Why this form of NFS with Kerberos isn't particularly comparable to NFS without it is that this form of NFS with Kerberos requires you to give up essentially all unattended operations that NFS clients might perform on behalf of users. Crontab entries, web CGIs or long running web server processes (including ones you want to use to get around file access permissions), server side filtering in your mail system, sufficiently long running compute jobs in your SLURM compute cluster, automatically distributed containerized workloads, generally none of those work because none of them are in a position to get the necessary Kerberos authentication from the actual person involved. All of them have to say 'trust me that I'm acting on behalf of this person', and in the usual form of NFS with Kerberos the NFS server's answer is 'no I don't trust you, prove it'.

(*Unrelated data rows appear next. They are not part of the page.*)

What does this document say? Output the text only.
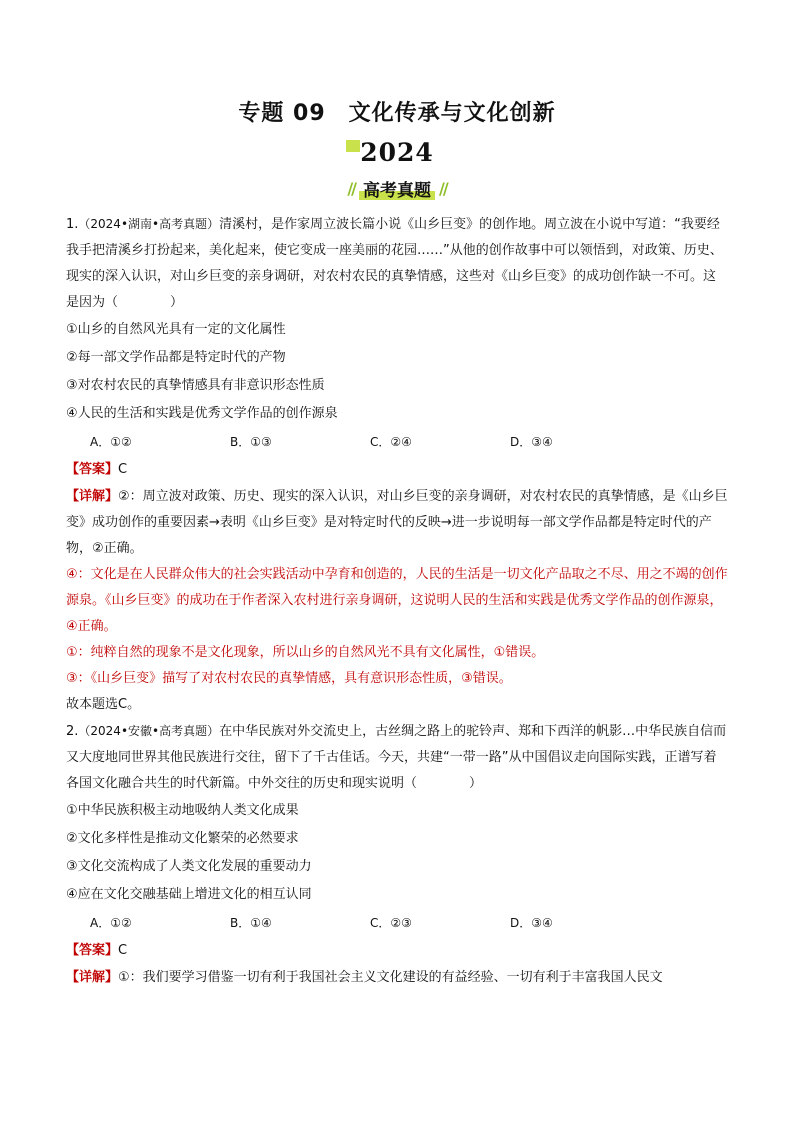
专题 09　文化传承与文化创新
2024
// 高考真题 //

1.（2024•湖南•高考真题）清溪村，是作家周立波长篇小说《山乡巨变》的创作地。周立波在小说中写道：“我要经我手把清溪乡打扮起来，美化起来，使它变成一座美丽的花园……”从他的创作故事中可以领悟到，对政策、历史、现实的深入认识，对山乡巨变的亲身调研，对农村农民的真挚情感，这些对《山乡巨变》的成功创作缺一不可。这是因为（　　　　）

①山乡的自然风光具有一定的文化属性

②每一部文学作品都是特定时代的产物

③对农村农民的真挚情感具有非意识形态性质

④人民的生活和实践是优秀文学作品的创作源泉

A．①②	B．①③	C．②④	D．③④

【答案】C

【详解】②：周立波对政策、历史、现实的深入认识，对山乡巨变的亲身调研，对农村农民的真挚情感，是《山乡巨变》成功创作的重要因素→表明《山乡巨变》是对特定时代的反映→进一步说明每一部文学作品都是特定时代的产物，②正确。

④：文化是在人民群众伟大的社会实践活动中孕育和创造的，人民的生活是一切文化产品取之不尽、用之不竭的创作源泉。《山乡巨变》的成功在于作者深入农村进行亲身调研，这说明人民的生活和实践是优秀文学作品的创作源泉，④正确。

①：纯粹自然的现象不是文化现象，所以山乡的自然风光不具有文化属性，①错误。

③：《山乡巨变》描写了对农村农民的真挚情感，具有意识形态性质，③错误。

故本题选C。

2.（2024•安徽•高考真题）在中华民族对外交流史上，古丝绸之路上的驼铃声、郑和下西洋的帆影…中华民族自信而又大度地同世界其他民族进行交往，留下了千古佳话。今天，共建“一带一路”从中国倡议走向国际实践，正谱写着各国文化融合共生的时代新篇。中外交往的历史和现实说明（　　　　）

①中华民族积极主动地吸纳人类文化成果

②文化多样性是推动文化繁荣的必然要求

③文化交流构成了人类文化发展的重要动力

④应在文化交融基础上增进文化的相互认同

A．①②	B．①④	C．②③	D．③④

【答案】C

【详解】①：我们要学习借鉴一切有利于我国社会主义文化建设的有益经验、一切有利于丰富我国人民文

NFS without Kerberos can be used on NFS clients as more or less just another Unix filesystem, although sharing a single area between NFS clients may require some additional work. The normal form of NFS with Kerberos can't be used that way because to a large extent it can't be used for what we could call 'background' activities, only for 'foreground' ones that happen when people are actively logged in. In many environments, ours included, these 'background' activities are quite important for the overall system, which means a switch from NFS without Kerberos to the common form of NFS with Kerberos would be a serious loss of capabilities.
(If you do face the threat that NFS with Kerberos is good at defeating, then you probably have no choice; you can't use NFS without Kerberos.)